11.5.16

Palermo: i comici e lo scantinato. I ricordi teatrali di Salvo Licata

Certe volte, quando passo da via XX Settembre 40, provo ancora, anche se sono passati più di trent'anni, un certo imbarazzo. Mi veniva di dire "vergogna", ma vergogna forse è troppo. Nel seminterrato di quel palazzo liberty, nell'inverno del 66, nacque il primo cabaret palermitano, "I Travaglini", ed io ne fui, senza alcun vanto, il responsabile. Quel piccolo covo umido avrebbe attratto molti giovani, nel tempo alcune decine, verso un lavoro del tutto illusorio nella vuota periferia che era Palermo, distogliendoli da sani mestieri. Questa sorta di "maniera" palermitana di far ridere, di inventare nuovi comici, nacque lì.
Il primo in assoluto fu Li Bassi, a cui affidai il "tipo" del Giuseppe Schiera. Erano autentiche filastrocche antifasciste del poeta randagio, morto nel ' 43, che io stesso avevo raccolte con l'aiuto del fotografo Nicola Scafidi e del giornalista Gianni Daniele, ed altre, che imitavano la "voce" di Schiera, "imbrogliata" da me. I Travaglini ebbero un immediato successo, proprio per il numero che faceva Li Bassi e questo successo provocò molti squilibri, non ancora risolti, anzi aggravatisi nel tempo.
Io avevo una vaga idea del cabaret tedesco degli anni Trenta. Avevo letto qualcosa della formazione di Bertolt Brecht nelle cantine di Monaco di Baviera e della "Taverna dei dodici boia", il più famoso di questi locali. Ma era una conoscenza letteraria. Il primo cabaret vero lo vidi in quegli anni a Roma, il Bagaglino, e solo perché ci recitava Pino Caruso. Era una satira politica da destra: la parodia di "Bella ciao" era "Bella miao". Caruso, che la pensava in tutt'altro modo, per vivere doveva abbozzare. Anche se irritato da certe battute fasciste, la formula mi divertiva. E pensai che si poteva fare anche qui, da sinistra.

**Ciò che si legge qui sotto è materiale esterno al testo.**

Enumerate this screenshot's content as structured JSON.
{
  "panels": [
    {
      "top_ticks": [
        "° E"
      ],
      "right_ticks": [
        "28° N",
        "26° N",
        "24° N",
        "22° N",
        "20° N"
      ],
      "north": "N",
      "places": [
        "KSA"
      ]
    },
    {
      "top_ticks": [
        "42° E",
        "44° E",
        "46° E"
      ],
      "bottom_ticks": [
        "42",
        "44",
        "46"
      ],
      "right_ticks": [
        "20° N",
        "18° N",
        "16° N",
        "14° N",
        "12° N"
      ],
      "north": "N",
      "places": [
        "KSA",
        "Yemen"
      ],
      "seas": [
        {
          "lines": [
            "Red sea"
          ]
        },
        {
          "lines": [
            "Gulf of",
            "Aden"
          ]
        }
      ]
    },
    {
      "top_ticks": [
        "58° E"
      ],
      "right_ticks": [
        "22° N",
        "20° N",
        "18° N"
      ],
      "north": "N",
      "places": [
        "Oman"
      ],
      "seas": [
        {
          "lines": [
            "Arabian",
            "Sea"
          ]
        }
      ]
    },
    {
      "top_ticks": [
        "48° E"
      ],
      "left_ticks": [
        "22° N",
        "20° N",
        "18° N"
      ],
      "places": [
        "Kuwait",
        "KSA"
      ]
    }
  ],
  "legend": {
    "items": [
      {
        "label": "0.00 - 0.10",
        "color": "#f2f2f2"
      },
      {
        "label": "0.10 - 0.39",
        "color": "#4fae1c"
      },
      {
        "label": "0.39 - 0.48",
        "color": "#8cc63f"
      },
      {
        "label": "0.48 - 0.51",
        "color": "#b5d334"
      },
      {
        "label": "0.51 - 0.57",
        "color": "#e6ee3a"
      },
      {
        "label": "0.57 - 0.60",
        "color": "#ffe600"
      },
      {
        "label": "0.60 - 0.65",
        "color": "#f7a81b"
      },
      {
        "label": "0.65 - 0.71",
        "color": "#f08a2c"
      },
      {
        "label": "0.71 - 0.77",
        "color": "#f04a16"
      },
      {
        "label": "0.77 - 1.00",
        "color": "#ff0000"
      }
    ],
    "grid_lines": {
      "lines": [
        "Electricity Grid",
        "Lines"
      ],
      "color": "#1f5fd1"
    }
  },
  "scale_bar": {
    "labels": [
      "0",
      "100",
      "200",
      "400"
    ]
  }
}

Limitandomi all' essenziale, la compagnia fu formata da alcuni bravissimi attori che venivano dal teatro Garibaldi di Angelo Musco junior, ormai chiuso per difficoltà economiche. Questi attori "furono" Luisa Di Giovanni, Enzo Fontana e Piergiorgio Siino (solo un anno dopo sarebbe venuto Burruano). Le musiche ce le scriveva e le eseguiva Ignazio Garsia. Era, questa, una base professionale di tutto rispetto.

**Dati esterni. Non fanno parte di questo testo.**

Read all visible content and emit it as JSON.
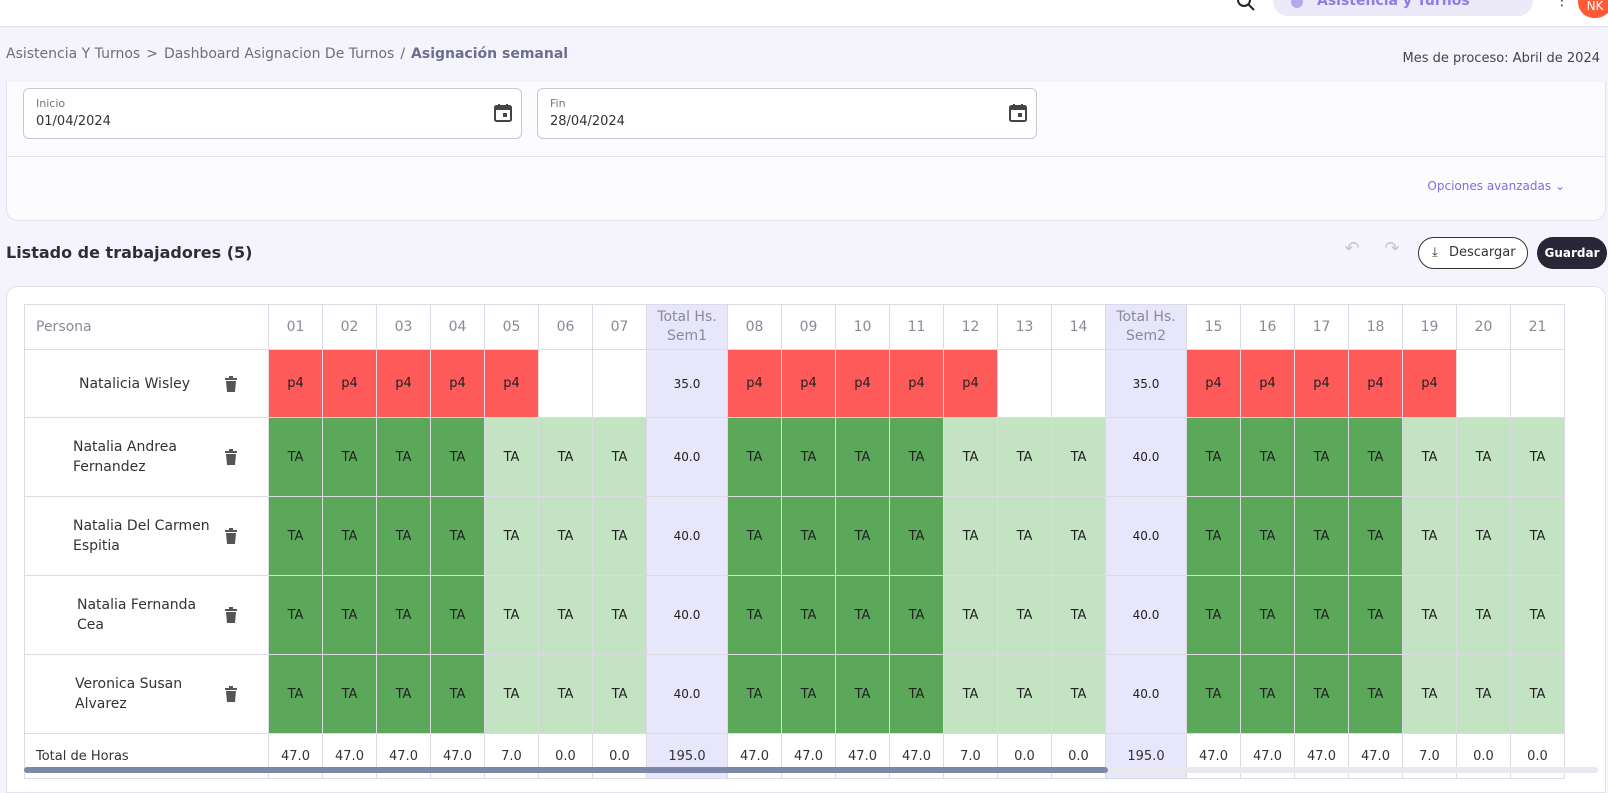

Ma le risate erano solo con Li Bassi, che non aveva mai fatto prima di allora l'attore. Come ambiente di teatro, aveva frequentato il botteghino del teatro Biondo, dove faceva dei turni in sostituzione del botteghinista titolare. In casa di amici comuni, mi accorsi che raccontava con una dolcezza surreale e con rara efficacia le avventure di un tipo strambo del suo rione, di nome Sulinu, uno che parlava con i cavalli delle carrozzelle da nolo. Mi venne in testa che poteva essere lui il Giuseppe Schiera. Nelle prove, prima del debutto, Giorgio era timido, preoccupato della professionalità, dizione, eccetera. Per vincere la timidezza, prima delle prove andava in una bettola della stessa via XX Settembre e si beveva un quarto di litro di marsala all'uovo. Dopo il debutto, fu costretto a munirsi di un carnet, un quadernetto dove si segnava gli inviti del dopoteatro da parte delle famiglie più in vista della città, nobili e borghesi. Già allora io ebbi qualche dubbio sulla funzione del nostro cabaret comunista.

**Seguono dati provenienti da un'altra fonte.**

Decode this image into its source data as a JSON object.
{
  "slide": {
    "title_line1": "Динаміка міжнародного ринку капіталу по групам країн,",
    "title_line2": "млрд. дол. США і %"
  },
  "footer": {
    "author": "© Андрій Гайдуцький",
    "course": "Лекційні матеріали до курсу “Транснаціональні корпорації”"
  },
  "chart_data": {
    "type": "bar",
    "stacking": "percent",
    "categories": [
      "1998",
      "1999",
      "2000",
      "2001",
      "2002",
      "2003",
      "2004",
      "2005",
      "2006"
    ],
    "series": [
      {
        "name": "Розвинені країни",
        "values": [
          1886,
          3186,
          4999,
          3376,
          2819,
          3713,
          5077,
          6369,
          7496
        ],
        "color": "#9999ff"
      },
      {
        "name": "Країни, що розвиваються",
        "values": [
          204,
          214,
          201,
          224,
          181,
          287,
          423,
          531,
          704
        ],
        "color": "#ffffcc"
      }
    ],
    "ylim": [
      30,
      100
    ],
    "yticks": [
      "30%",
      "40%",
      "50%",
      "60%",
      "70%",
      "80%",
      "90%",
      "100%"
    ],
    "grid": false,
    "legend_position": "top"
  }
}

Adesso, come nei romanzi d'appendice, bisogna fare un passo indietro: dieci anni prima. Appunto nella seconda metà degli anni Cinquanta il cosiddetto "teatro della signora De Blasi", ossia il Piccolo Teatro, il primo con questo nome, situato in via Emerico Amari, a pochi passi da piazza Politeama, inserì nel suo cartellone "ingessato" il testo di due giovani, anzi giovanissimi intellettuali palermitani, Roberto Ciuni e Vittorio Fagone, due che avrebbero poi fatto molta strada. Il testo, che riecheggiava gli "arrabbiati" inglesi, era Non gridare, Giuseppe!. Prima di loro a Palermo nessuno aveva osato tanto. La singolarità di quel Piccolo Teatro era la sua posizione aerea. Era alloggiato all'altezza di un normale secondo piano, accanto alla cupola del cine-teatro Nazionale, di cui all'origine era stato il salone delle feste. In questo teatro mosse i suoi primi passi non solo Pino Caruso, ma perfino Enrico Maria Salerno. Uno dei direttori fu nientemeno Vincenzo Tieri, padre di Aroldo. Che facessero il testo di due giovani concittadini era un segno "rivoluzionario" dei tempi. Non so perfettamente come andò, ma quando la signora De Blasi, per stanchezza o per motivi di salute, si ritirò dall'impresa, il Piccolo Teatro chiuse. La sala fu rilevata dopo qualche anno (e siamo all'inizio degli anni Sessanta) dal Cut, Centro universitario teatrale, il teatro dell' Università, che da quella amministrazione dipendeva. In questo teatro operarono Paolo Ursi, Antonio Marsala, Gabriello Montemagno e, tra tantissimi altri, anche il sottoscritto. Fu il primo teatro a Palermo, e uno dei primi in Italia, a fare i testi di Ionesco e di Beckett. Su suggerimento dell' allora ventenne scenografo Pidgy Maravigna, il teatro fu ribattezzato "dei 172", perché contava quel numero di poltroncine. Nel 62 Roberto Ciuni, diventato intanto firma di punta del giornale "L'Ora", scrisse una nota entusiastica in prima pagina, intitolata Quelli dei 172. In questo teatro Michele Perriera avrebbe in quegli anni incominciato la sua importantissima esperienza come autore e regista.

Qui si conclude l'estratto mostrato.